New devices not connecting - existing devices unresponsive and disconnecting

I have been trying to test some code on a device for a large part of the evening. In total I created 4 new devices from the dashboard for fleet 1770574 (I am unsure if this is useful for product support).

The first device appeared on the dashboard marked as factory build release. It seemed to have the services available, however, configuration and environment variables did not take affect.

The second device again appeared as factory build, however, it never seemed to download services. It was just stuck in an initialising state.

The third and fourth devices have not shown up in the dashboard. One of the devices is blinking a 4 blink pattern but the other has an active green LED but is not on the dashboard.

Is there an issue with the Balena Cloud services? Or have I managed to incorrectly flash 4 devices? Any support would be much appreciated.

I have also seen a complete deterioration in the ability to see device logs on the Balena dashboard. We are still running starter applications as we are yet to release a product. Does this have any impact on the availability of Balena Cloud services?

Last night we had a number of device disconnect from the Balena platform and then reconnect. These issues occurred from 8pm GMT last night (9th November) to around 4am GMT this morning (10th November). To me this seems like all part of a wider issue on reliability. However, the only reported outage was related to the git builder.

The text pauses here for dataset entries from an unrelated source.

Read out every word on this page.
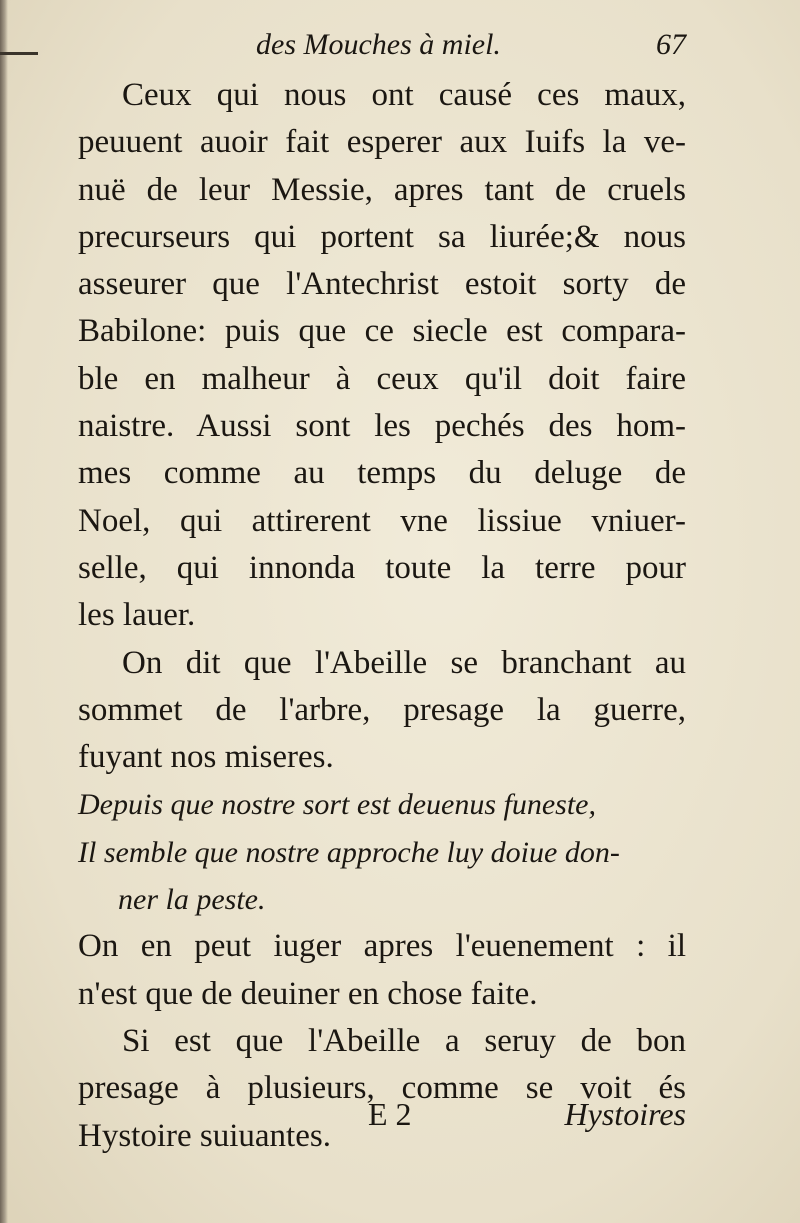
des Mouches à miel.	67
Ceux qui nous ont causé ces maux,
peuuent auoir fait esperer aux Iuifs la ve-
nuë de leur Messie, apres tant de cruels
precurseurs qui portent sa liurée;& nous
asseurer que l'Antechrist estoit sorty de
Babilone: puis que ce siecle est compara-
ble en malheur à ceux qu'il doit faire
naistre. Aussi sont les pechés des hom-
mes comme au temps du deluge de
Noel, qui attirerent vne lissiue vniuer-
selle, qui innonda toute la terre pour
les lauer.
On dit que l'Abeille se branchant au
sommet de l'arbre, presage la guerre,
fuyant nos miseres.
Depuis que nostre sort est deuenus funeste,
Il semble que nostre approche luy doiue don-
ner la peste.
On en peut iuger apres l'euenement : il
n'est que de deuiner en chose faite.
Si est que l'Abeille a seruy de bon
presage à plusieurs, comme se voit és
Hystoire suiuantes.
E 2	Hystoires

Hello Henry, we did indeed have Outages last night, and just posted a recap here: Balena.io Status - Elevated GIT/Application Builder Errors

If you go ahead and try again, you should be fully functional now, thanks.

Hi @dtischler, thanks for your message. I think we have chatted before, perhaps at FOSDEM, or maybe I just recognise you from the Balena live stream chats.

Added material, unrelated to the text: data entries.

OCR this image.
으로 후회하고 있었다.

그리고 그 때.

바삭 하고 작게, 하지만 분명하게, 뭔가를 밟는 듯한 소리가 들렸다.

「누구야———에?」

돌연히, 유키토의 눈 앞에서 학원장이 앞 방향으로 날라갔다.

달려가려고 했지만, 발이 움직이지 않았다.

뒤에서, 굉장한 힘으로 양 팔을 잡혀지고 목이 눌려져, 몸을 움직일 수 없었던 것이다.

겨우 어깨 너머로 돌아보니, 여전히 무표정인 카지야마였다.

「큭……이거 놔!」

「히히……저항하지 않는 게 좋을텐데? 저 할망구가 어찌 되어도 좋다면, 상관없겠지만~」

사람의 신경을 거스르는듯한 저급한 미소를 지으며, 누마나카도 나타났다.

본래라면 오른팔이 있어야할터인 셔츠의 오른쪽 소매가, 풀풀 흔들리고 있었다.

I did see the Balena Status, but assumed that it did not affect us. We build on our own AWS EC2 ARM instance and the issues I was having were not related to deploying releases. In this case do Application Builder Errors also affect the day to day running of the devices?

I can see from the summary point on the outage that this was an overall performance issue. I would like to be in a position where I can clearly see from the status updates why devices might have certain issues. If the status were more like “System Wide Performace Issues” or “Device Release and Management Outage” I would have quickly identified it was not a client error.

Thanks again for your response. We do really love the Balena service.

1 Like

Glad to hear that overall, you’re enjoying balena Henry! And thanks for the reminder, I need to get my FOSDEM submission in. :yum:

We have been discussing ways to improve our overall communications regarding Outages such as this one, as the point you raise is definitely valid: in this particular case, the API was also down, which in turn is absolutely caused more widespread issues, and did affect the “regular” functionality you described.

Thanks again and apologies for the inconvenience, we’ll work on more clearly communicating our system statuses. :slight_smile: